Review of SOAPdenovo2: an empirically improved memory-efficient short-read <i>de novo</i> assembler

Content of review 1, reviewed on August 15, 2012

This paper introduces an update to the SOAPdenovo program, describes its major improvements and shows improved results on two datasets. We reviewed this paper with a group of four people from the same research group.

Major Compulsory Revisions

We have the following major issues with this paper:

The explanation on the improvements in SOAPdenovo2 lack sufficient detail to be able to fully understand them.
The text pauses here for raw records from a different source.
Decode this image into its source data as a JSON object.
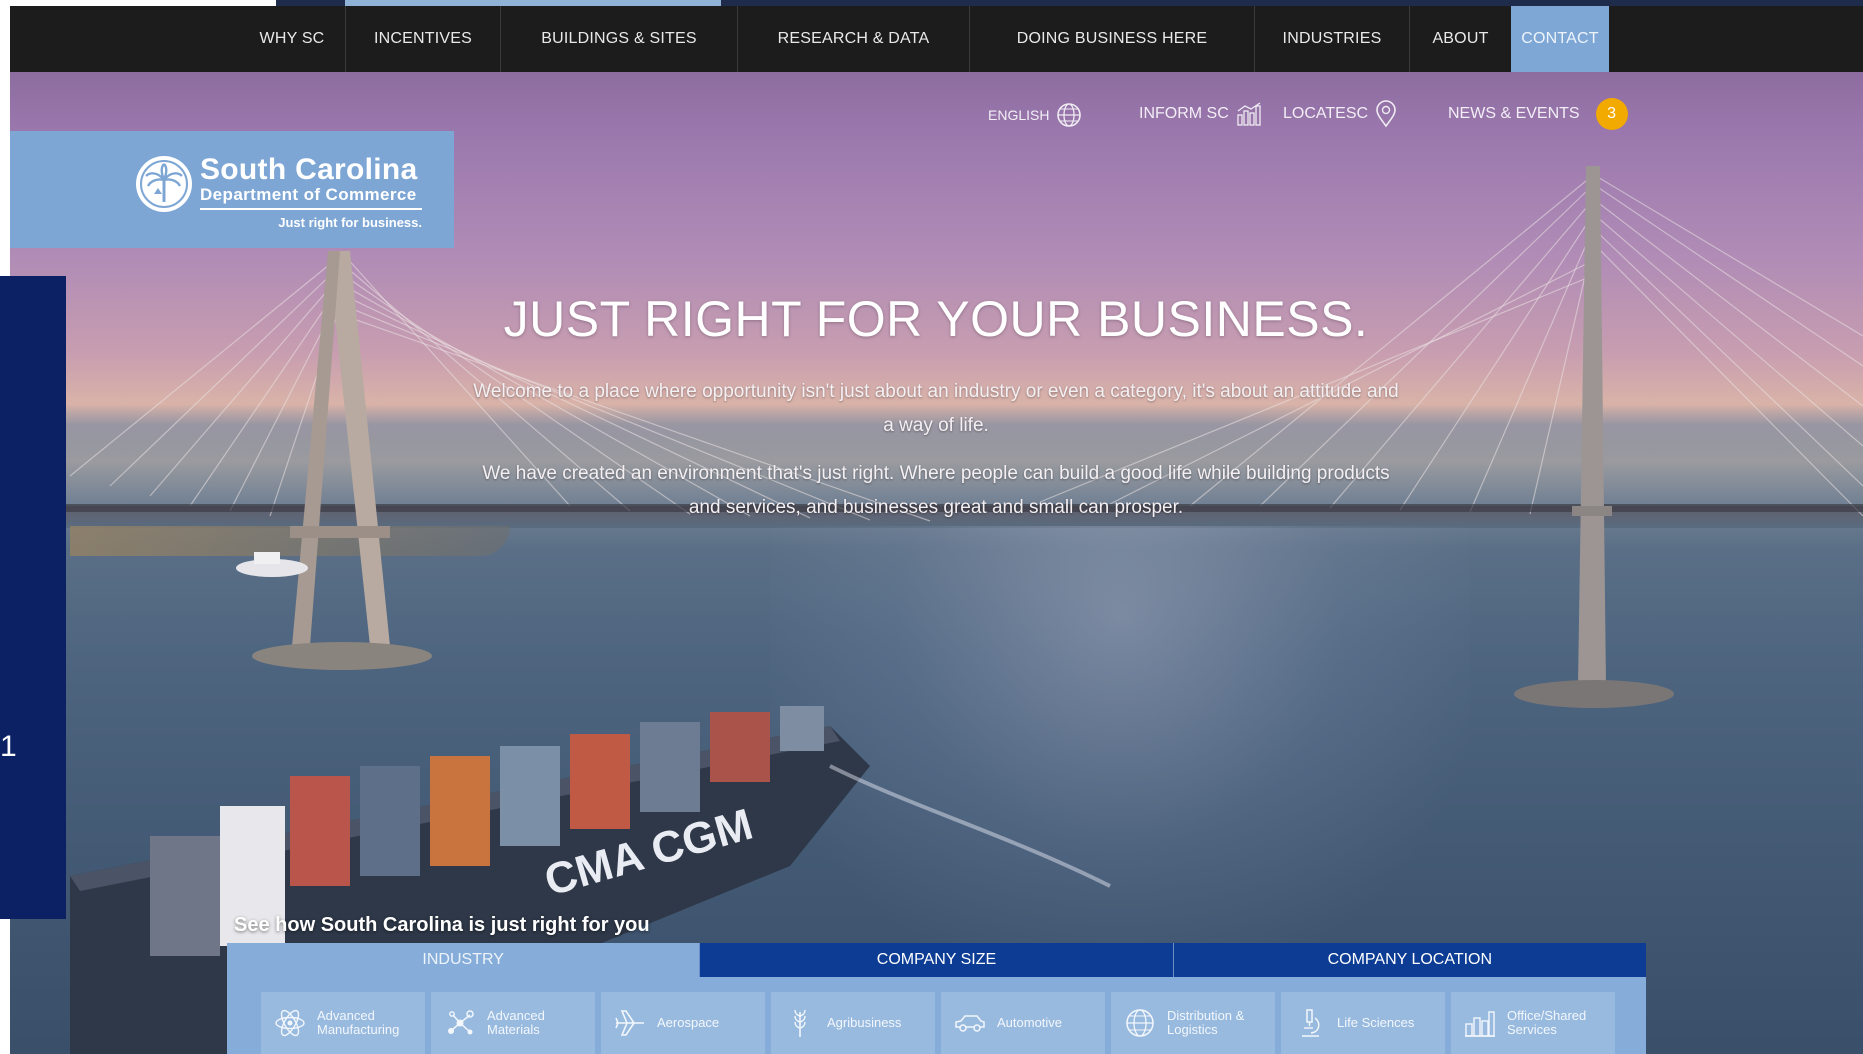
{
  "nav": {
    "items": [
      {
        "label": "WHY SC"
      },
      {
        "label": "INCENTIVES"
      },
      {
        "label": "BUILDINGS & SITES"
      },
      {
        "label": "RESEARCH & DATA"
      },
      {
        "label": "DOING BUSINESS HERE"
      },
      {
        "label": "INDUSTRIES"
      },
      {
        "label": "ABOUT"
      },
      {
        "label": "CONTACT"
      }
    ],
    "active": "CONTACT"
  },
  "utility": {
    "language": "ENGLISH",
    "inform": "INFORM SC",
    "locate": "LOCATESC",
    "news": "NEWS & EVENTS",
    "news_count": "3"
  },
  "logo": {
    "title": "South Carolina",
    "subtitle": "Department of Commerce",
    "tagline": "Just right for business."
  },
  "side_panel": {
    "number": "1"
  },
  "hero": {
    "title": "JUST RIGHT FOR YOUR BUSINESS.",
    "p1": "Welcome to a place where opportunity isn't just about an industry or even a category, it's about an attitude and a way of life.",
    "p2": "We have created an environment that's just right. Where people can build a good life while building products and services, and businesses great and small can prosper."
  },
  "ship": {
    "hull_text": "CMA CGM"
  },
  "explore": {
    "heading": "See how South Carolina is just right for you",
    "tabs": [
      {
        "label": "INDUSTRY"
      },
      {
        "label": "COMPANY SIZE"
      },
      {
        "label": "COMPANY LOCATION"
      }
    ],
    "active_tab": "INDUSTRY",
    "industries": [
      {
        "line1": "Advanced",
        "line2": "Manufacturing",
        "icon": "atom-icon"
      },
      {
        "line1": "Advanced",
        "line2": "Materials",
        "icon": "molecule-icon"
      },
      {
        "line1": "Aerospace",
        "line2": "",
        "icon": "airplane-icon"
      },
      {
        "line1": "Agribusiness",
        "line2": "",
        "icon": "wheat-icon"
      },
      {
        "line1": "Automotive",
        "line2": "",
        "icon": "car-icon"
      },
      {
        "line1": "Distribution &",
        "line2": "Logistics",
        "icon": "globe-icon"
      },
      {
        "line1": "Life Sciences",
        "line2": "",
        "icon": "microscope-icon"
      },
      {
        "line1": "Office/Shared",
        "line2": "Services",
        "icon": "office-icon"
      }
    ]
  },
  "colors": {
    "nav_bg": "#1c1c1c",
    "accent_light_blue": "#7ea6d5",
    "navy": "#0b2164",
    "tab_blue": "#0c3c94",
    "badge_orange": "#f2a900"
  }
}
Papers of this kind usually explain approaches and algorithms used in much more detail. The authors should look at other papers describing new versions of existing software, such as the recent ALLPATHS_LG paper (Ribeiro et al, 2012, http://genome.cshlp.org/content/early/2012/07/24/gr.141515.112.abstract), or even the article describing the first version of SOAP (Li et al, 2009). Improvements of the text are needed so that the reader can understand what changes were implemented and exactly how that improved the program.
Even though we were given access to the underlying raw data, and obtained a pre release versions of SOAPdenovo2 from the authors, we could not replicate the results described in the paper due to a lack of detail in the section on 'Testing and Assessment': the exact commands used for the assemblies are not given.
The article is very biased towards assembly of human genomes. However, SOAPdenovo can be, and often is, used for the assembly of bacterial genomes. The authors use the Assemblathon1 data for their analyses of SOAPdenovo2. In the 'Background' section, the GAGE assembly competition is mentioned, which focusses on comparing programs for assembly of bacterial-sized genomes. However, SOAPdenovo2 was not evaluated against the GAGE data, something we feel is an omission.

One of us tested SOAPdenovo2 on the Rhodobacter sphaeroides dataset from GAGE, and ran the same analysis script as was used for the GAGE publication (http://gage.cbcb.umd.edu/results/index.html). We have included a summary of this analysis as a PDF attached to this report. From the results, we find the following:

SOAPdenovo2, as the first version of the program, still results in many errors in contigs and scaffolds ('corrected' N50's are much lower then N50' values of the sequences generated by SOAPdenovo2)
In our tests of the 'sparse assembly graph' approach, a better assembly was obtained by providing a larger estimated genome size then the real size. Do the authors have an explanation for this effect?
The 'sparse assembly graph' runs improved uncorrected scaffold sizes, however they resulted in a larger number of scaffolds. Also, the corrected scaffolds N50 of these assemblies were in fact lower than reported in the GAGE article for SOAPdenovo1.
We did see an improvement in the contigs from SOAPdenovo2 relative to the first version: fewer errors and higher corrected N50 values, but at the cost of higher contig numbers.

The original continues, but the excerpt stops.